Bientôt, par un phénomène fréquent dans l’histoire des langues, le mot souveraineté, qui ne désignait qu’un simple caractère de la puissance royale, va désigner la puissance royale elle-même. C’est Bodin qui le premier emploie le mot en ce sens ; il est ainsi en partie responsable des controverses sans fin qui se sont élevées depuis. Il définit la souveraineté « la puissance absolue et perpétuelle d’une république ». Puis il analyse ce qu’il appelle les marques de la souveraineté. La première et la plus essentielle est de « donner de tous à tous en général et à chacun en particulier et cela sans le consentement de plus grand ni de pareil ni de moindre que soi12 ». Il apparaît ainsi que dans la pensée de Bodin la souveraineté est la puissance du roi elle-même. Désormais ce sera le sens du mot. Loyseau lui-même, qui le plus souvent ne voit dans la souveraineté que le caractère de certaines seigneuries, emploie parfois le mot pour designer la puissance du roi13 ; et Lebret, qui donne d’abord au mot souveraineté le sens originaire et féodal, abandonne bientôt ce point de vue, et finalement la souveraineté est pour lui comme pour Bodin l’ensemble des pouvoirs dont le roi est titulaire14.

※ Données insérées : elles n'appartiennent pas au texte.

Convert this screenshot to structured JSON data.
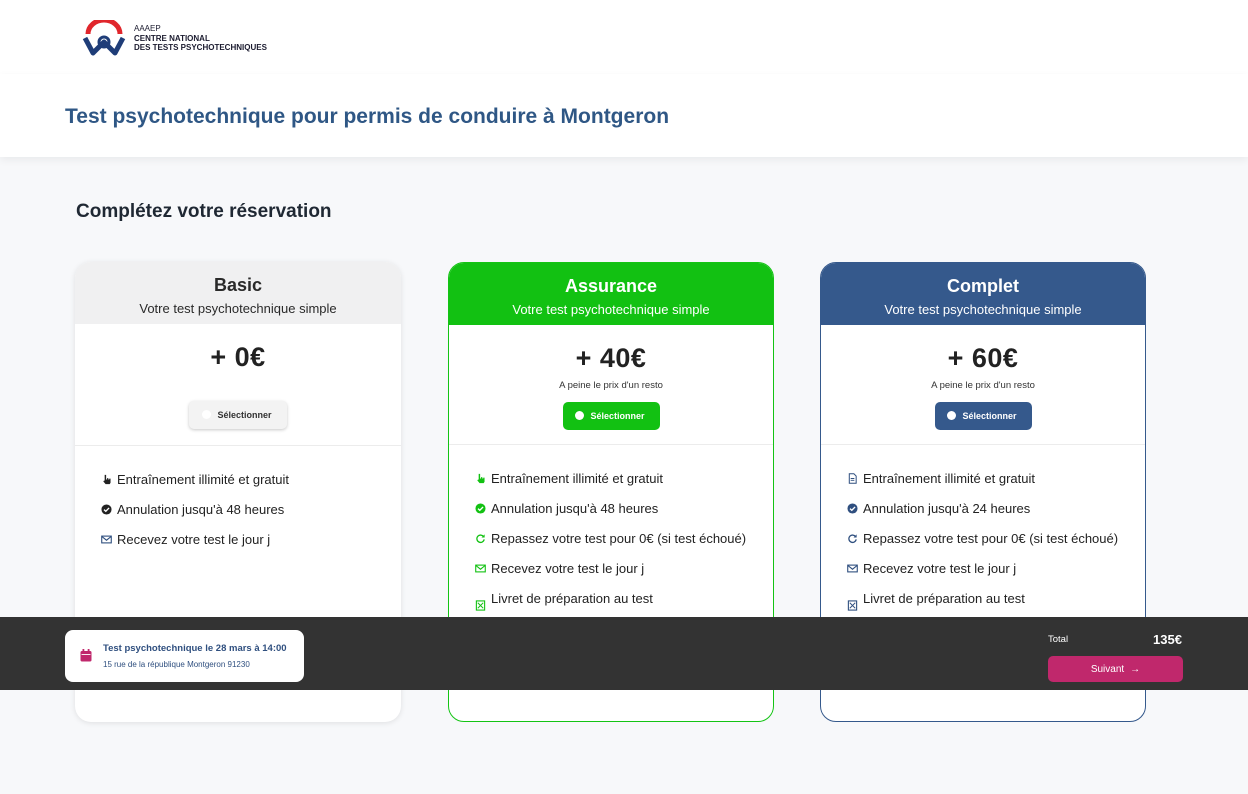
{
  "header": {
    "logo_line1": "AAAEP",
    "logo_line2": "CENTRE NATIONAL",
    "logo_line3": "DES TESTS PSYCHOTECHNIQUES"
  },
  "page_title": "Test psychotechnique pour permis de conduire à Montgeron",
  "section_title": "Complétez votre réservation",
  "plans": [
    {
      "name": "Basic",
      "subtitle": "Votre test psychotechnique simple",
      "price": "+ 0€",
      "note": "",
      "select_label": "Sélectionner",
      "features": [
        {
          "icon": "hand-pointer-icon",
          "label": "Entraînement illimité et gratuit"
        },
        {
          "icon": "check-circle-icon",
          "label": "Annulation jusqu'à 48 heures"
        },
        {
          "icon": "envelope-icon",
          "label": "Recevez votre test le jour j"
        }
      ]
    },
    {
      "name": "Assurance",
      "subtitle": "Votre test psychotechnique simple",
      "price": "+ 40€",
      "note": "A peine le prix d'un resto",
      "select_label": "Sélectionner",
      "features": [
        {
          "icon": "hand-pointer-icon",
          "label": "Entraînement illimité et gratuit"
        },
        {
          "icon": "check-circle-icon",
          "label": "Annulation jusqu'à 48 heures"
        },
        {
          "icon": "redo-icon",
          "label": "Repassez votre test pour 0€ (si test échoué)"
        },
        {
          "icon": "envelope-icon",
          "label": "Recevez votre test le jour j"
        },
        {
          "icon": "book-icon",
          "label": "Livret de préparation au test"
        }
      ]
    },
    {
      "name": "Complet",
      "subtitle": "Votre test psychotechnique simple",
      "price": "+ 60€",
      "note": "A peine le prix d'un resto",
      "select_label": "Sélectionner",
      "features": [
        {
          "icon": "document-icon",
          "label": "Entraînement illimité et gratuit"
        },
        {
          "icon": "check-circle-icon",
          "label": "Annulation jusqu'à 24 heures"
        },
        {
          "icon": "redo-icon",
          "label": "Repassez votre test pour 0€ (si test échoué)"
        },
        {
          "icon": "envelope-icon",
          "label": "Recevez votre test le jour j"
        },
        {
          "icon": "book-icon",
          "label": "Livret de préparation au test"
        }
      ]
    }
  ],
  "footer": {
    "booking_title": "Test psychotechnique le 28 mars à 14:00",
    "booking_address": "15 rue de la république Montgeron 91230",
    "total_label": "Total",
    "total_value": "135€",
    "next_label": "Suivant"
  },
  "colors": {
    "brand_blue": "#35598c",
    "green": "#12c112",
    "accent_pink": "#c0286c",
    "title_blue": "#2f5785",
    "footer_bg": "#333333"
  }
}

Ainsi au XVIIe et au XVIIIe siècle la souveraineté est le droit de commander, dont le roi est titulaire. C’est un droit qui a les mêmes caractères que le droit de propriété. Le roi en est titulaire comme de ses droits patrimoniaux. La souveraineté est une propriété ; mais elle est une propriété une et indivisible, inaliénable. Elle est absolue comme tout droit de propriété, sauf cependant certaines restrictions tenant à la nature des choses ; et encore l’édit de 1770 affirme-t-il « qu’il n’y a aucune restriction tenant à de prétendues lois fondamentales ». Enfin cette souveraineté du roi se manifeste surtout dans la loi, qui est l’expression de la volonté royale souveraine.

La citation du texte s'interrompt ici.